APTSTAT3-9R-9R is a STAT3 inhibitor.

STAT3 has been reported to promote the proliferation, survival, metastasis, immune escape, as well as drug resistance of cancer cells, making it a promising target for various diseases. However, though multiple STAT3 inhibitors and its regulatory or effector pathway elements have been identified, bioactive agents are limited.

In vitro: Previous study showed that APTSTAT3-9R bound to STAT3 with high specificity and affinity. Moreover, the addition of a cell-penetrating motif to the peptide to yield APTSTAT3-9R enabled uptake by murine B16F1 melanoma cells. In addition, treatment of various types of cancer cells with APTSTAT3-9R was able to inhibit STAT3 phosphorylation and reduce expression of STAT targets, such as Bcl-xL, cyclin D1, and survivin. As a result, APTSTAT3-9R could suppress the viability and proliferation of cancer cells [1].

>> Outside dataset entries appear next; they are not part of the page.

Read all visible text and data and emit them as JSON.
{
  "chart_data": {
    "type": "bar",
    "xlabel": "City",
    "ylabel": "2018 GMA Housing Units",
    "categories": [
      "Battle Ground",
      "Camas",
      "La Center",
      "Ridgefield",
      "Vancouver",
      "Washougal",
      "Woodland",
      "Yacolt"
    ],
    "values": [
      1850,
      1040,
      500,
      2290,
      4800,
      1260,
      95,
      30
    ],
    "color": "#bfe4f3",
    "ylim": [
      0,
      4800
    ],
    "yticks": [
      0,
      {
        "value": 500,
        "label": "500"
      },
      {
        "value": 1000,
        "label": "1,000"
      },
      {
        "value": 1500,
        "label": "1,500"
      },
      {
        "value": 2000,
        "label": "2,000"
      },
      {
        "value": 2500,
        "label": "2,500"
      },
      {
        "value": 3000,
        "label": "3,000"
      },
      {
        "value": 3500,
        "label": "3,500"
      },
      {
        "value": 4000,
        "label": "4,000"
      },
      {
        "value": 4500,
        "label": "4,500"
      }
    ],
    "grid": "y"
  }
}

In vivo: In a previous animal in vivo study, a human lung carcinoma xenograft model was prepared by subcutaneous implantation of A549 cancer cells. After tumors had reached a volume of approximately 50 mm3 after two weeks, APTSTAT3-9R was intratumorally injected every other day for a total of four injections. Results showed that the tumor burden was significantly reduced in the APTSTAT3-9R–treated group when compared with that in the control group; however, there was little difference in tumor size between APTscr-9R and control groups [1].

Clinical trial: Up to now, ALTSTADT3-9R is still in the preclinical development stage.

参考文献:
[1] Kim D,Lee IH,Kim S,Choi M,Kim H,Ahn S,Saw PE,Jeon H,Lee Y,Jon S.  A specific STAT3-binding peptide exerts antiproliferative effects and antitumor activity by inhibiting STAT3 phosphorylation and signaling. Cancer Res.2014 Apr 15;74(8):2144-51.